On ‘background knowledge’ and ‘meeting kids where they are’
By Tyler on March 8th, 2012
This is one in a series of posts examining the Common Core State Standards and the conversation surrounding their impact on teaching and learning.
I’m hoping our educator readers out there can help me understand something a little more deeply.
I assume you’ve been reading, as I have, some of the commentary and strong opinions and back-and-forth out there about the English Language Arts standards in the Common Core. I’m interested in two often-discussed topics today (“background knowledge” and “meeting kids where they are”) and how they might be related. Or not.
Here’s what I’m reading:
In Ed Week, Joanne Yatvin wrote that the authors were being too “constrictive and authoritarian,” and, among other criticisms, she said there ought to be more of an emphasis on connecting reading instruction for the youngest kids to their everyday life experiences. “Would it not be more sensible for children to learn words connected to their everyday lives and their interests rather than to things and experiences as yet unknown?” she wrote.
There’s also talk about whether the Standards discount too much the importance of providing “background knowledge” to students, a common practice by teachers who are preparing students to read from texts on topics they might have no prior knowledge about.
“The attempt is to make it just about the text. But it is never just about the text. Our concern is that this doesn’t take into account that prior experience exists and always affects the way the student interacts with the text,” Richard Long, the director of government relations at IRA, told Ed Week.

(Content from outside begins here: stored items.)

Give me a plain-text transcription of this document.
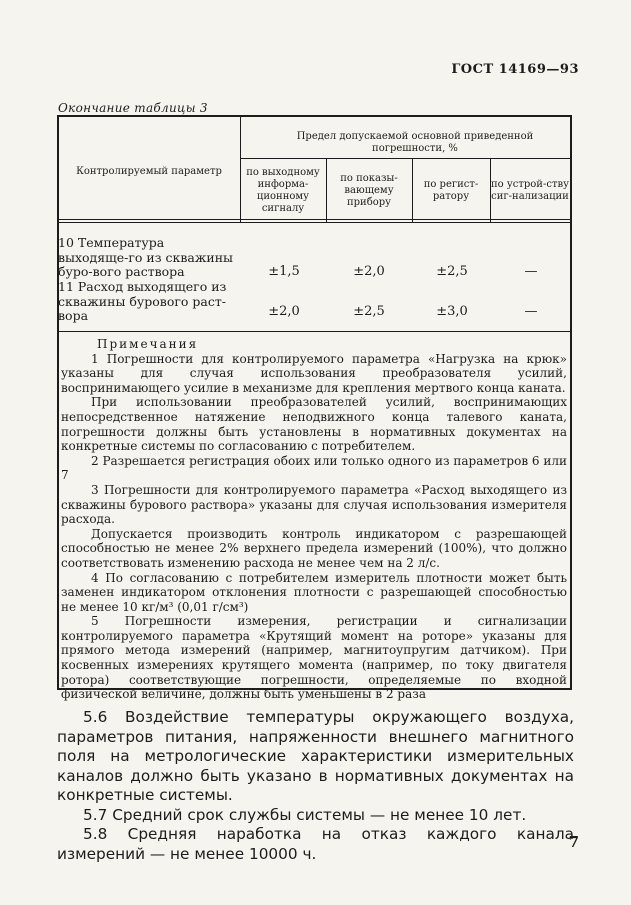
ГОСТ 14169—93
Окончание таблицы 3
Контролируемый параметр
Предел допускаемой основной приведенной погрешности, %
по выходному информа-ционному сигналу
по показы-вающему прибору
по регист-ратору
по устрой-ству сиг-нализации
10 Температура выходяще-го из скважины буро-вого раствора	±1,5	±2,0	±2,5	—
11 Расход выходящего из скважины бурового раст-вора	±2,0	±2,5	±3,0	—
Примечания

1 Погрешности для контролируемого параметра «Нагрузка на крюк» указаны для случая использования преобразователя усилий, воспринимающего усилие в механизме для крепления мертвого конца каната.

При использовании преобразователей усилий, воспринимающих непосредственное натяжение неподвижного конца талевого каната, погрешности должны быть установлены в нормативных документах на конкретные системы по согласованию с потребителем.

2 Разрешается регистрация обоих или только одного из параметров 6 или 7

3 Погрешности для контролируемого параметра «Расход выходящего из скважины бурового раствора» указаны для случая использования измерителя расхода.

Допускается производить контроль индикатором с разрешающей способностью не менее 2% верхнего предела измерений (100%), что должно соответствовать изменению расхода не менее чем на 2 л/с.

4 По согласованию с потребителем измеритель плотности может быть заменен индикатором отклонения плотности с разрешающей способностью не менее 10 кг/м³ (0,01 г/см³)

5 Погрешности измерения, регистрации и сигнализации контролируемого параметра «Крутящий момент на роторе» указаны для прямого метода измерений (например, магнитоупругим датчиком). При косвенных измерениях крутящего момента (например, по току двигателя ротора) соответствующие погрешности, определяемые по входной физической величине, должны быть уменьшены в 2 раза

5.6 Воздействие температуры окружающего воздуха, параметров питания, напряженности внешнего магнитного поля на метрологические характеристики измерительных каналов должно быть указано в нормативных документах на конкретные системы.

5.7 Средний срок службы системы — не менее 10 лет.

5.8 Средняя наработка на отказ каждого канала измерений — не менее 10000 ч.

7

In a recent column in the NY Times, Michael Winerip tells the story of a group of students at a Manhattan elementary school, many of whom had never been inside a car before. “Experiences that are routine in middle-class homes are not for P.S. 142 children,” he wrote. It seems a not-so-subtle way of showing how many kids lack the kind of background knowledge they need to comprehend texts that many other children might grasp more easily.
It’s a debate I find fascinating — about how to balance the need to “meet kids where they are,” while also giving them the tools and supports necessary to expand their worlds and their vocabularies to read more proficiently.
I’m wondering from the educators who read this blog:
How does this play out in your classroom? How do you strike a balance?
Is this debate trickling down into your schools?